In the episode, Oliver gets an opportunity to make an alternate lunch one day for the students that will be pushed alongside the traditional fare. He makes vegetable pasta and (I believe) garlic bread. It looks great, the kids seem to like it, and just as it looks like he's scored his first coup, a school health official pulls him aside.

"This meal is not reimbursable because there aren't enough vegetables in it," she tells him. "In order for it to be reimbursable, it has to have 1 1/4 cup of vegetables. I can see right here that it doesn't."

Oliver, incredulous, looks over at the approved lunch on the other side of the bar: a cheeseburger and fries. That meal is reimbursable, she explained, because it has 1/2 cup of vegetables (the french fries!) plus the kids get "the optional salad bar" with it.

How many students can you guess were getting a salad with their burger?

I could not have scripted a better illustration of exactly what's wrong with the system. You get to see the truly foolish decision to let kids decide whether or not to get the healthy option (news flash: they never will!), and the unhealthy, overly processed crap composed of nothing but meat, fat, salt, and simple carbs given as lunch to the kids and sold as "healthy" to the parents, in this case a sad, pallid burger on a white bun with fried, salted potatoes. Bonus points for getting the bureaucrat representing the system to state explicitly, repeatedly, and with a straight face that french fries are a vegetable.

This is what America's kids are eating at least once a day (don't forget, some kids also eat breakfast at school!), five days a week for thirteen years.
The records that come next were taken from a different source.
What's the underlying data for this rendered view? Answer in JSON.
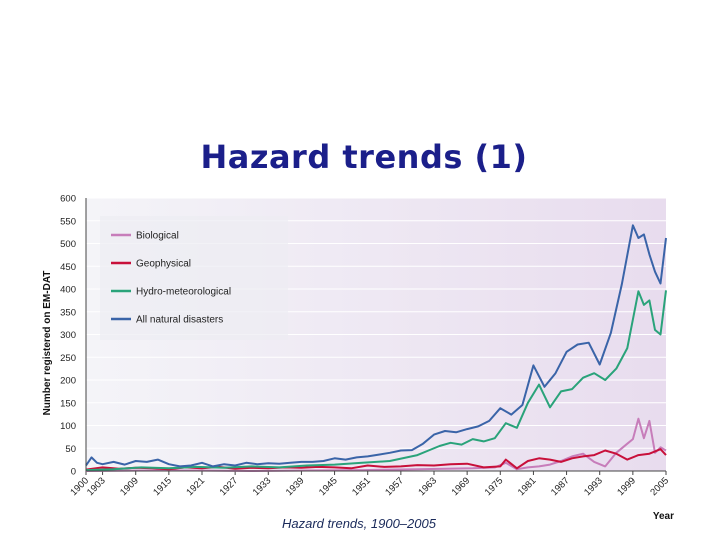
{
  "slide": {
    "title": "Hazard trends (1)",
    "caption": "Hazard trends, 1900–2005"
  },
  "colors": {
    "title": "#1b1f8a",
    "biological": "#c77dba",
    "geophysical": "#c8103a",
    "hydro": "#2aa37a",
    "all": "#3a64a8"
  },
  "chart_data": {
    "type": "line",
    "title": "",
    "xlabel": "Year",
    "ylabel": "Number registered on EM-DAT",
    "xlim": [
      1900,
      2005
    ],
    "ylim": [
      0,
      600
    ],
    "xticks": [
      "1900",
      "1903",
      "1909",
      "1915",
      "1921",
      "1927",
      "1933",
      "1939",
      "1945",
      "1951",
      "1957",
      "1963",
      "1969",
      "1975",
      "1981",
      "1987",
      "1993",
      "1999",
      "2005"
    ],
    "yticks": [
      "0",
      "50",
      "100",
      "150",
      "200",
      "250",
      "300",
      "350",
      "400",
      "450",
      "500",
      "550",
      "600"
    ],
    "series": [
      {
        "name": "Biological",
        "color": "#c77dba",
        "x": [
          1900,
          1910,
          1920,
          1930,
          1940,
          1950,
          1960,
          1970,
          1974,
          1976,
          1978,
          1980,
          1982,
          1984,
          1986,
          1988,
          1990,
          1992,
          1994,
          1996,
          1998,
          1999,
          2000,
          2001,
          2002,
          2003,
          2004,
          2005
        ],
        "y": [
          0,
          1,
          1,
          0,
          1,
          2,
          4,
          6,
          8,
          18,
          4,
          8,
          10,
          14,
          22,
          32,
          38,
          20,
          10,
          40,
          60,
          70,
          115,
          72,
          110,
          40,
          52,
          45
        ]
      },
      {
        "name": "Geophysical",
        "color": "#c8103a",
        "x": [
          1900,
          1903,
          1906,
          1909,
          1912,
          1915,
          1918,
          1921,
          1924,
          1927,
          1930,
          1933,
          1936,
          1939,
          1942,
          1945,
          1948,
          1951,
          1954,
          1957,
          1960,
          1963,
          1966,
          1969,
          1972,
          1975,
          1976,
          1978,
          1980,
          1982,
          1984,
          1986,
          1988,
          1990,
          1992,
          1994,
          1996,
          1998,
          2000,
          2002,
          2004,
          2005
        ],
        "y": [
          3,
          8,
          5,
          7,
          6,
          4,
          8,
          6,
          9,
          5,
          7,
          6,
          8,
          7,
          9,
          8,
          6,
          12,
          9,
          10,
          13,
          12,
          15,
          16,
          8,
          10,
          25,
          6,
          22,
          28,
          25,
          20,
          28,
          32,
          35,
          45,
          38,
          25,
          35,
          38,
          48,
          35
        ]
      },
      {
        "name": "Hydro-meteorological",
        "color": "#2aa37a",
        "x": [
          1900,
          1905,
          1910,
          1915,
          1920,
          1925,
          1930,
          1935,
          1940,
          1945,
          1950,
          1955,
          1960,
          1962,
          1964,
          1966,
          1968,
          1970,
          1972,
          1974,
          1976,
          1978,
          1980,
          1982,
          1984,
          1986,
          1988,
          1990,
          1992,
          1994,
          1996,
          1998,
          2000,
          2001,
          2002,
          2003,
          2004,
          2005
        ],
        "y": [
          2,
          4,
          8,
          6,
          9,
          7,
          10,
          8,
          12,
          14,
          18,
          22,
          35,
          45,
          55,
          62,
          58,
          70,
          65,
          72,
          105,
          95,
          150,
          190,
          140,
          175,
          180,
          205,
          215,
          200,
          225,
          270,
          395,
          365,
          375,
          310,
          300,
          397
        ]
      },
      {
        "name": "All natural disasters",
        "color": "#3a64a8",
        "x": [
          1900,
          1901,
          1902,
          1903,
          1905,
          1907,
          1909,
          1911,
          1913,
          1915,
          1917,
          1919,
          1921,
          1923,
          1925,
          1927,
          1929,
          1931,
          1933,
          1935,
          1937,
          1939,
          1941,
          1943,
          1945,
          1947,
          1949,
          1951,
          1953,
          1955,
          1957,
          1959,
          1961,
          1963,
          1965,
          1967,
          1969,
          1971,
          1973,
          1975,
          1977,
          1979,
          1981,
          1983,
          1985,
          1987,
          1989,
          1991,
          1993,
          1995,
          1997,
          1999,
          2000,
          2001,
          2002,
          2003,
          2004,
          2005
        ],
        "y": [
          12,
          30,
          18,
          15,
          20,
          14,
          22,
          20,
          25,
          15,
          10,
          12,
          18,
          10,
          15,
          12,
          18,
          15,
          17,
          16,
          18,
          20,
          20,
          22,
          28,
          25,
          30,
          32,
          36,
          40,
          45,
          46,
          60,
          80,
          88,
          85,
          92,
          98,
          110,
          138,
          124,
          145,
          232,
          185,
          215,
          262,
          278,
          282,
          234,
          303,
          410,
          540,
          512,
          520,
          476,
          438,
          412,
          512
        ]
      }
    ]
  }
}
Other kids, meanwhile, will instead do what I did in junior high: hit the vending machines for an even less healthy alternative to cafeteria food (in my case, two Rice Crispy Treats and a Dr. Pepper). Unhealthy food in school cafeterias contributes to everything from childhood obesity and type II diabetes to drowsiness in class, behavioral problems, and poor academic performance. Over time, of course, those school lunches are ingrained in them as examples of what a lunch should look like, in many cases a meat main course, a simple carb, and two small vegetable sides, at least one of which is actually another carb.

Yet as glad as I am to see the president trying to do something about this problem, I wonder if Washington might have a harder time fixing the problem than locals would have fixing their own school and school district. This issue cuts across everything from topsy-turvy FDA dietary recommendations to inadequate school funding to the overproduction and over-subsidization of corn to the power and influence of major food companies over regulatory bodies and their growing presence in the cafeteria itself.